Actor Daniel Day Lewis is known to stay in character between scenes during a movie shoot. That process is one of the reasons he’s a six-time nominee and three-time winner of the Best Actor Oscar.
No matter where prolific author, singer, and civil rights activist Maya Angelou was living at the time, she rented a hotel room just for writing and asked that all the art be taken off the walls to eliminate distractions. That was her process, one she used to pen autobiographies, poetry, essays, plays, movies, and television shows.
NBA champion Steph Curry’s 20-minute pregame ritual is a show unto itself. It’s also his process.

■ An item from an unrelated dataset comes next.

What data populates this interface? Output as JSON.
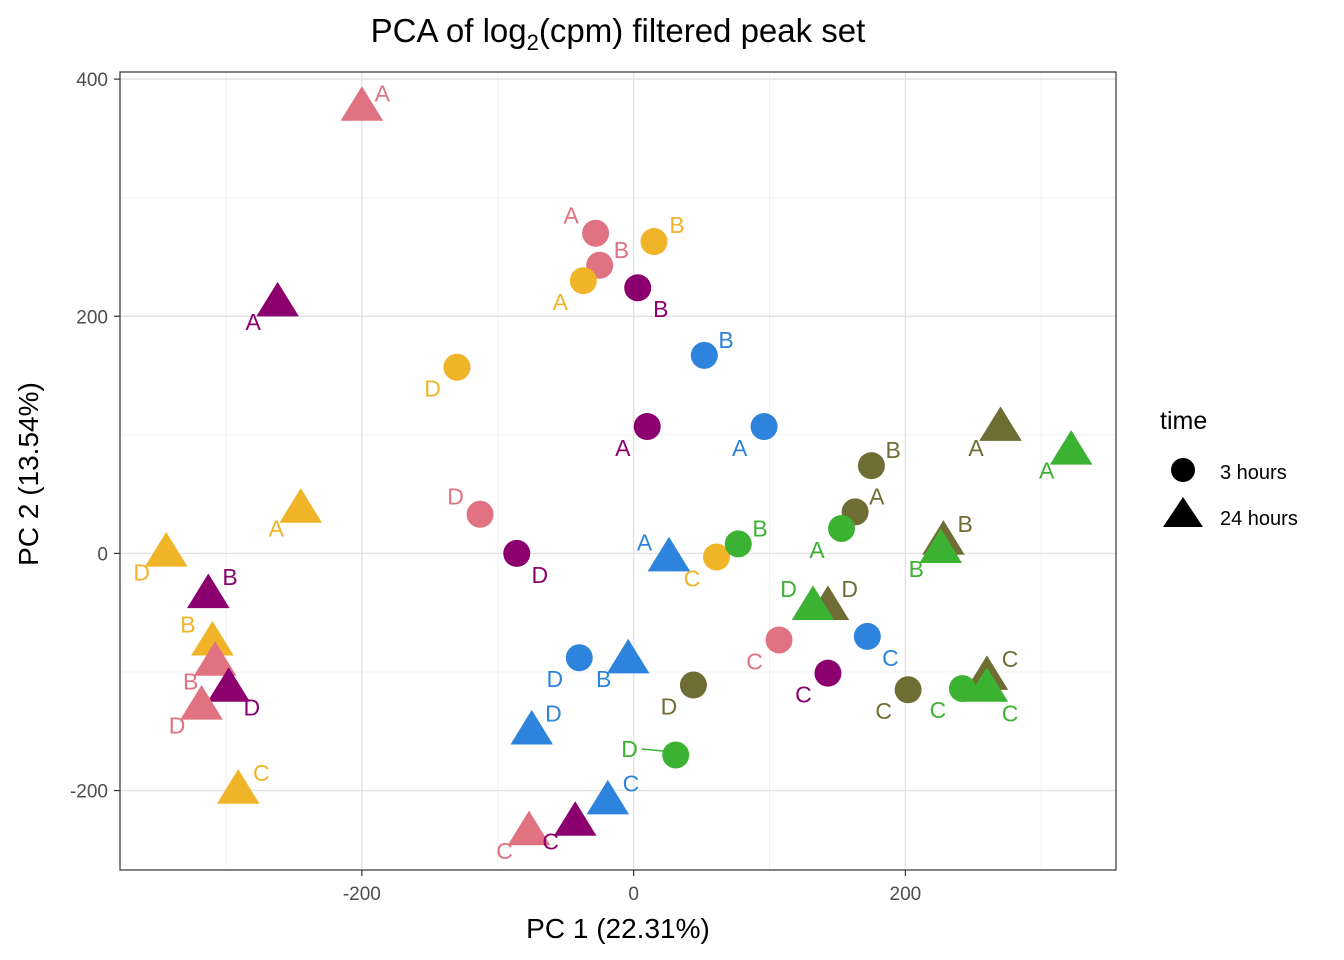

The process alone isn’t what leads to the result. If that were true, anyone could reach the heights of the greats just by staying in character, writing in a hotel room, or duplicating one pre-game ritual.
But for someone dedicated to their craft, the process sends a signal to their minds that it’s time to get to work. The actions they take may range from practical to superstitious, but the process acts like a switch that tells them, “Here we go—let’s get to work.”
Look at the things that you do well and consider the process. What do you do before, during, or even after that are uniquely yours, steps or practices or rituals that have become your routine and have proven to work for you? It’s important to both recognize and honor those techniques because that’s exactly how you leverage them repeatedly.
And as you share with colleges the activities, pursuits, and interests that matter most to you, consider sharing your process, too. The fact that you have one at all says as much about your commitment to your craft as any awards or recognition do.